The comic at my site, and at deviantart.
Wings! Which may actually be a bit more functional than I originally assumed, because I'd overlooked that the hand doesn't twist at the wrist but at the elbow, so the remiges (flight feathers) should mostly point in the same direction after all? They're still different from proper raptor wings, though.
Theropod forelimbs have palms facing each other, and even pointing a bit
up and forward instead of back and down like on Jurassic Park/World
theropods, whose anatomy is still mostly based on science from the early
1990's, and I guess the flawed hybridclones that all JP/W raptors are
to some extent just have deformed forelimbs with a different range of
motion (never mind Indo, whose forelimb anatomy is more primate than
dinosaur). Skye can turn her hands to have her palms at least mostly
face each other, but it's not their natural rest position, and still
wouldn't be quite the same position as what hands specialized to be
wings are in. Her wings are also more angular, due to some missing soft
tissue like skin flaps at the joints.
When the wing is folded, the remige feathers of birds and deinonychosaurs ("raptors") overlap with the secondaries (flight feathers on the arm) always coming on top of the primaries (flight feathers on the second finger) on the outside of the wing, and the other way around on the inside of the wing, due to how the wrist is positioned, to allow the wing to properly catch air under it.

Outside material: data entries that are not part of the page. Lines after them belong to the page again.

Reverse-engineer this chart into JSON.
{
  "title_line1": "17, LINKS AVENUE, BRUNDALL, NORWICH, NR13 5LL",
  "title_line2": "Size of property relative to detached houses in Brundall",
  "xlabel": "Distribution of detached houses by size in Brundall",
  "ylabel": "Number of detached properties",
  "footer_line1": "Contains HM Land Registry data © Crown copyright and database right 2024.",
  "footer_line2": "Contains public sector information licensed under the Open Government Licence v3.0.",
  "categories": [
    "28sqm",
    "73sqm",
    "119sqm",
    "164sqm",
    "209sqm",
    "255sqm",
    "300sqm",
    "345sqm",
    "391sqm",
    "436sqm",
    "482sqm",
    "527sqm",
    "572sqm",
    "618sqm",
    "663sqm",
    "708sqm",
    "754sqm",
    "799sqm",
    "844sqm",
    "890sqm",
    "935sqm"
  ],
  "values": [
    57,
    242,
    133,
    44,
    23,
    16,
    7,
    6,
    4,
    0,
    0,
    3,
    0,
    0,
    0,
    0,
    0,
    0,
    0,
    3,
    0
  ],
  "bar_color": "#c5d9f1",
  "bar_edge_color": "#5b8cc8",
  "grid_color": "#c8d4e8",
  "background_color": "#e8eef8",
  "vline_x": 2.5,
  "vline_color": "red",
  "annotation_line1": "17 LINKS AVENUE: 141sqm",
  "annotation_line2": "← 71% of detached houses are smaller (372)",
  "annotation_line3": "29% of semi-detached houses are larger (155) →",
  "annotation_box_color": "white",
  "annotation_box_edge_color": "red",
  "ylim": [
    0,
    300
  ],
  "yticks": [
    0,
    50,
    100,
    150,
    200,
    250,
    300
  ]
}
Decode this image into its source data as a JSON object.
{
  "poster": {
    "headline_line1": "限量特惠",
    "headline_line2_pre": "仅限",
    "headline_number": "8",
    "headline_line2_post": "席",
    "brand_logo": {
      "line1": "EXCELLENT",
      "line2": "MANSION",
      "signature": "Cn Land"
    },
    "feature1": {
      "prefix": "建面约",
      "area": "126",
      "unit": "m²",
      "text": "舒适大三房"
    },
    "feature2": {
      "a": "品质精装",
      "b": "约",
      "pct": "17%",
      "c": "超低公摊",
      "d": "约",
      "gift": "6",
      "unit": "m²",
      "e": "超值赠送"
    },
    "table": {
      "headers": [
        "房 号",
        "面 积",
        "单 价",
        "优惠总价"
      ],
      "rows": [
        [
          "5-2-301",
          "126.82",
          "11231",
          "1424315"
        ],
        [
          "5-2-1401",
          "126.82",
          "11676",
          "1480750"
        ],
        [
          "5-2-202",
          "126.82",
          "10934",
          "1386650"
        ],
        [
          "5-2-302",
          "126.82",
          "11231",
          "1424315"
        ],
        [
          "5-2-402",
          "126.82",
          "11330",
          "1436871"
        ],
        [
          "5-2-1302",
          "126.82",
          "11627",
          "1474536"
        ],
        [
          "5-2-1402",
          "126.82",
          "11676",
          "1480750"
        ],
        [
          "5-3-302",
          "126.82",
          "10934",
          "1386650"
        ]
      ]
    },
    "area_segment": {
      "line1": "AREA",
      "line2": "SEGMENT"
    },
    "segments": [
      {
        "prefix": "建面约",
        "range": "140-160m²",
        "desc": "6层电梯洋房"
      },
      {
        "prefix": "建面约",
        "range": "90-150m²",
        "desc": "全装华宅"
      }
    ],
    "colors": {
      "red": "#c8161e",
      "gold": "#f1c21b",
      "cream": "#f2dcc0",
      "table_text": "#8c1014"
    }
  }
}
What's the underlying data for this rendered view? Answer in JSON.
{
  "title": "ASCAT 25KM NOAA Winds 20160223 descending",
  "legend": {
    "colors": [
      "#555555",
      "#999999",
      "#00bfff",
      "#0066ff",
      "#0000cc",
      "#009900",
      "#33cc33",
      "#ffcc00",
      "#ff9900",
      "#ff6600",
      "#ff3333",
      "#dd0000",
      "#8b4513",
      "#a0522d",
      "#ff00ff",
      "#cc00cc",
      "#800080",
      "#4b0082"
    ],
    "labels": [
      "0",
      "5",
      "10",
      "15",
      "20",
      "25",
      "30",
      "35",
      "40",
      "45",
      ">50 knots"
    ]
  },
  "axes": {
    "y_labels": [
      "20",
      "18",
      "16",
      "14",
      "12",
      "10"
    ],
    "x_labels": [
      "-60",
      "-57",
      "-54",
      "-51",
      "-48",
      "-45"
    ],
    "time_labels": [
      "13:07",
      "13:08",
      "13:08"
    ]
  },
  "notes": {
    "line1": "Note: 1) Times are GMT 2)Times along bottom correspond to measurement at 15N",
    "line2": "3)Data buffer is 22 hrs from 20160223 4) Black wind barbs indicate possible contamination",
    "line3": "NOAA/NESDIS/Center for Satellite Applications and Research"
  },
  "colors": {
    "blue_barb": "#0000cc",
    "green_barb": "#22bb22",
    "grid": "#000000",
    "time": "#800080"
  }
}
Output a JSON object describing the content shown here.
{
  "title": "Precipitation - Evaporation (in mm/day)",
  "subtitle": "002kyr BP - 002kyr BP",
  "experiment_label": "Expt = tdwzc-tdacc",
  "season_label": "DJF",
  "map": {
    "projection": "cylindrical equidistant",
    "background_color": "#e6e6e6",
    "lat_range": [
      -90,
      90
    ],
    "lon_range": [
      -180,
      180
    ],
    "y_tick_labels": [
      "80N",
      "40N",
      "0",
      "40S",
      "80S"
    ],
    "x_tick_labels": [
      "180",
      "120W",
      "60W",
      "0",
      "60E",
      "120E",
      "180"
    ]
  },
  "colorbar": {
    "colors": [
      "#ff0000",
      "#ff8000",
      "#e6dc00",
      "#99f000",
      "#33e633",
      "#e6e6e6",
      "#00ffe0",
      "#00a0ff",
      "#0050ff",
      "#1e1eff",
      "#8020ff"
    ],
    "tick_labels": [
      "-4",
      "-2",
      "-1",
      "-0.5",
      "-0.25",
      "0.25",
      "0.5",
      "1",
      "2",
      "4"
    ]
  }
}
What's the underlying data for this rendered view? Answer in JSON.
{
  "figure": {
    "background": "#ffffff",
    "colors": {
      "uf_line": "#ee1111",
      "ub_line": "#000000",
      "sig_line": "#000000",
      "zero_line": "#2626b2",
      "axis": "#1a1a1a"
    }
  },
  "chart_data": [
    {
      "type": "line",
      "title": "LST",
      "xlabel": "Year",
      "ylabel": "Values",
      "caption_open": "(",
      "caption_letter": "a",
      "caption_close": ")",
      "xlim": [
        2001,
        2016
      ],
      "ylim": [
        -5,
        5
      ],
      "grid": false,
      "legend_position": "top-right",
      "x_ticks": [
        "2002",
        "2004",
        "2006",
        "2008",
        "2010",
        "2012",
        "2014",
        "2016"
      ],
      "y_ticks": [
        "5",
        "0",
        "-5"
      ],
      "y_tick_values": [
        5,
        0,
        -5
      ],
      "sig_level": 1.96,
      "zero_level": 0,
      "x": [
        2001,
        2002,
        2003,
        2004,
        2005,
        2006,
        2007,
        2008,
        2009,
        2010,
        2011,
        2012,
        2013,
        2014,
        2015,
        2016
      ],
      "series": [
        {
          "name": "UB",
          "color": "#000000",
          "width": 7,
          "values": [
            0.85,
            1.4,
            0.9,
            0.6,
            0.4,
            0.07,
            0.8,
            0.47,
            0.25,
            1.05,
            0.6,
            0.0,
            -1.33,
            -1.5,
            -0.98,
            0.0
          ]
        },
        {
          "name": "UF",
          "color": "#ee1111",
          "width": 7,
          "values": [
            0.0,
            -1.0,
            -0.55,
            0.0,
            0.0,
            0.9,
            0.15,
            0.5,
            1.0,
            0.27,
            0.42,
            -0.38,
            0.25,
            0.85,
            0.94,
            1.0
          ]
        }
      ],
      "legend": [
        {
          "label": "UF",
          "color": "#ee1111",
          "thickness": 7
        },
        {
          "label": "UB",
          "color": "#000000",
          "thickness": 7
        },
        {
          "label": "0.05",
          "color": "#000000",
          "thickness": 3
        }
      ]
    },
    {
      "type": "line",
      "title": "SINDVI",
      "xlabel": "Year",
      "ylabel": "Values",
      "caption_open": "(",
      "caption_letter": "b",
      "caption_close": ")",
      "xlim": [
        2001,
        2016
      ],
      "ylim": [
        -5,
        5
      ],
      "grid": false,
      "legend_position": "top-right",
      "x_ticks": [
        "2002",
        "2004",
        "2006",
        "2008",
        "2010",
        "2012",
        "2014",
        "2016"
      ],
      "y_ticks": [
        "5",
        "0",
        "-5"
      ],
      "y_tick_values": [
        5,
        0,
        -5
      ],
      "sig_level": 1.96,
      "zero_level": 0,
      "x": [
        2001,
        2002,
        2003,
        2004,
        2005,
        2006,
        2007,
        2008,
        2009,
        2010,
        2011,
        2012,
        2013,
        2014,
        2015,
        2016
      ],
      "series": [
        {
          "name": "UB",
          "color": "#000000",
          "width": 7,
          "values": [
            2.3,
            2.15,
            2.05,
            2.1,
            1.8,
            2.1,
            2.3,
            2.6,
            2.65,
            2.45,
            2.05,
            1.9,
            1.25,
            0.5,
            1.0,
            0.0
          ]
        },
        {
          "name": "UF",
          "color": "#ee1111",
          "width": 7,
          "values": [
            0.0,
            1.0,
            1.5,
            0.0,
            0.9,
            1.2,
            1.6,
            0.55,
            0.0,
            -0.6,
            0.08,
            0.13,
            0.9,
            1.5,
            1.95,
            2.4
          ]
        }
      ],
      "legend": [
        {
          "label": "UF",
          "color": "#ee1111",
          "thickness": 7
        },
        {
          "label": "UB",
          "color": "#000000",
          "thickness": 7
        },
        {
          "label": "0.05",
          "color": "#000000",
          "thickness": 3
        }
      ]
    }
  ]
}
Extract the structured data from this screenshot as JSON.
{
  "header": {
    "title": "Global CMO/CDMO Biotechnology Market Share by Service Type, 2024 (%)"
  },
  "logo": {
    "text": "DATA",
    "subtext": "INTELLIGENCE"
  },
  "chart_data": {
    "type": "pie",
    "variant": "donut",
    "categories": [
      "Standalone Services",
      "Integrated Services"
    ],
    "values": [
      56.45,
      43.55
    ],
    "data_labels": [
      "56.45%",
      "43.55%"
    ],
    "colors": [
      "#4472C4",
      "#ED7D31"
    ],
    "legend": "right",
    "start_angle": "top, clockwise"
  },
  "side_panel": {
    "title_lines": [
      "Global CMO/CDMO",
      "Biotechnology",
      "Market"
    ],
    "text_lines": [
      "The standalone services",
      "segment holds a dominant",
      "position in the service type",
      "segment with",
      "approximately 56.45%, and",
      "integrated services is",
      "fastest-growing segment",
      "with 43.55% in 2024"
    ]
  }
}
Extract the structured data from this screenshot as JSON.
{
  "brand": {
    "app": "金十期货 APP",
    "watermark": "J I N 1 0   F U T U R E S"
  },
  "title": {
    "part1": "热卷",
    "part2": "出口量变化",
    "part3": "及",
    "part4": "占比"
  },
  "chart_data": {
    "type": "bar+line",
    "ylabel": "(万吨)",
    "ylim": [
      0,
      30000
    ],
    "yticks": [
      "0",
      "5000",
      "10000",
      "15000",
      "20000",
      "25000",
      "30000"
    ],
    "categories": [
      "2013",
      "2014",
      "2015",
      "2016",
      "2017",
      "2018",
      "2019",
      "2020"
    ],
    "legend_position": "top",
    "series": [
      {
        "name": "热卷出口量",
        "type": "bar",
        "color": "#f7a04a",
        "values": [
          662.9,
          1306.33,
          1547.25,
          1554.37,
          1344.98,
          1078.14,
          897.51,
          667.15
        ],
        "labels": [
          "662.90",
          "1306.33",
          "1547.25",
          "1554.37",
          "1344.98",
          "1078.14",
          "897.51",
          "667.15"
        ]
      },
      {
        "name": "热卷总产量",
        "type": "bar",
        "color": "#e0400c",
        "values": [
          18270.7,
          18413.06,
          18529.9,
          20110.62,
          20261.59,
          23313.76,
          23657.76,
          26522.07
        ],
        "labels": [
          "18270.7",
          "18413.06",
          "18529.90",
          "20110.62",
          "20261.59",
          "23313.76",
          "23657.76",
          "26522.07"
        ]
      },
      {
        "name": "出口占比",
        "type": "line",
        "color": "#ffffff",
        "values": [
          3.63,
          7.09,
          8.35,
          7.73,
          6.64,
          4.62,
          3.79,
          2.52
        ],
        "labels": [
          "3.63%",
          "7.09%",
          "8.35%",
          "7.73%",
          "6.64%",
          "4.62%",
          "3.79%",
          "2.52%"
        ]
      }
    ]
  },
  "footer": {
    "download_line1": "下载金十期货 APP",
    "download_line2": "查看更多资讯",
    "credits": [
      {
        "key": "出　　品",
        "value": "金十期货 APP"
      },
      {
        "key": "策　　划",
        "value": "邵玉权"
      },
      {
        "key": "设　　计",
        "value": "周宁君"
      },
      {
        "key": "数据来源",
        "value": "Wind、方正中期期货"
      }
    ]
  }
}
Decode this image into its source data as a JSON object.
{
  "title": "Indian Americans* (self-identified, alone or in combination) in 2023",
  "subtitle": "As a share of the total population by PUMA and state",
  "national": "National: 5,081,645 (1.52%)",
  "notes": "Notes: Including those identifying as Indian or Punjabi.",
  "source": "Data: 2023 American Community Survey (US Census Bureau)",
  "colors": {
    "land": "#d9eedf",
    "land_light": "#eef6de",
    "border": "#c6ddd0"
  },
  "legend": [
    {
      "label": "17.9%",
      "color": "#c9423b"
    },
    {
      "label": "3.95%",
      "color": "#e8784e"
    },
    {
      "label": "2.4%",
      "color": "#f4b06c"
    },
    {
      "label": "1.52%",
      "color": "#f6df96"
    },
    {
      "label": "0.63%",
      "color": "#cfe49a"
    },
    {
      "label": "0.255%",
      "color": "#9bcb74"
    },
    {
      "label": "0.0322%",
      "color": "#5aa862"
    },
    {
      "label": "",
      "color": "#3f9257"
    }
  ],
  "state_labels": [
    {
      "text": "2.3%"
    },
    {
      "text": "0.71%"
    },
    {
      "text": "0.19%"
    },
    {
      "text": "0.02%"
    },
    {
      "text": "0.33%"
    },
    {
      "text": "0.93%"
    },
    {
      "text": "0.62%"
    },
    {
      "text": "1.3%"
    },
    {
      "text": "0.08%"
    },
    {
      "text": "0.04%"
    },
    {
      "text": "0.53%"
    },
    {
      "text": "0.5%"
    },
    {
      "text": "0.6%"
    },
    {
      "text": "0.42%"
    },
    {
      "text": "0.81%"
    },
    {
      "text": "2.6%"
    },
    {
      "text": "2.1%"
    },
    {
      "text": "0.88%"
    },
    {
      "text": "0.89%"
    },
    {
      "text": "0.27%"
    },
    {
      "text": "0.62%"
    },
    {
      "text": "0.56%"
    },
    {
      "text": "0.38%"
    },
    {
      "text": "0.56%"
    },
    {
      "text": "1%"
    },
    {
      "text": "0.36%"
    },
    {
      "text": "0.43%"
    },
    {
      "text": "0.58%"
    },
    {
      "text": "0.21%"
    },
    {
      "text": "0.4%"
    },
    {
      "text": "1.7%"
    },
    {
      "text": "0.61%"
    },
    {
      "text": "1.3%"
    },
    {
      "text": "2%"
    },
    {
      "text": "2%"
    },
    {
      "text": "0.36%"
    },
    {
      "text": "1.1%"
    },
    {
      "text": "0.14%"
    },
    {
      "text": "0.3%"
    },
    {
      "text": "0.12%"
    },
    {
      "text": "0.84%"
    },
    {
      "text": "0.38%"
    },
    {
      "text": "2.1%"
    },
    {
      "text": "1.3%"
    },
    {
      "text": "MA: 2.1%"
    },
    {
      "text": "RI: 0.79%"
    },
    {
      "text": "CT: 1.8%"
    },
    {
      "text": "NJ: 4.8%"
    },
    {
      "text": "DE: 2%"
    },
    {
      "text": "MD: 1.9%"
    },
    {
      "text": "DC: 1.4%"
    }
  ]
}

Skye's individual wing feathers overlap the same as a proper raptor's would (outer edge of the feather visible on the outside of the wing, inner edge on the inside), but the primaries and secondaries probably flip-flop over each other (which in the long run will cause a lot of wear to the feathers at the middle of the wing and make the wings less efficient until her next moult, but for now they're new) and more often than not are in the opposite order compared to a proper raptor wing. She also can't fold them as closed as a Mesozoic raptor would have been able to (not quite as much as a present-day bird can, but raptor wrists could bend more like a bird's than other theropods' wrists would have been able to).
In addition to her wings, her tail fan is also throwing her off until she gets used to it, since her tail is more prehensile than her feathered ancestors' would have been, and it's not her kind of tail the feather fan evolved to suit. She's also a very late bloomer when it comes to growing her plumage, so she's already had time to get used to not having these features.
She's learning to make it work, but it won't ever work as well as it could. For now, hunting lessons for her are watching how it's done, and practicing pounces on prey already killed or weakened enough that it's safe for her to learn the motions and adjust them so that her new accessories help instead of hinder her.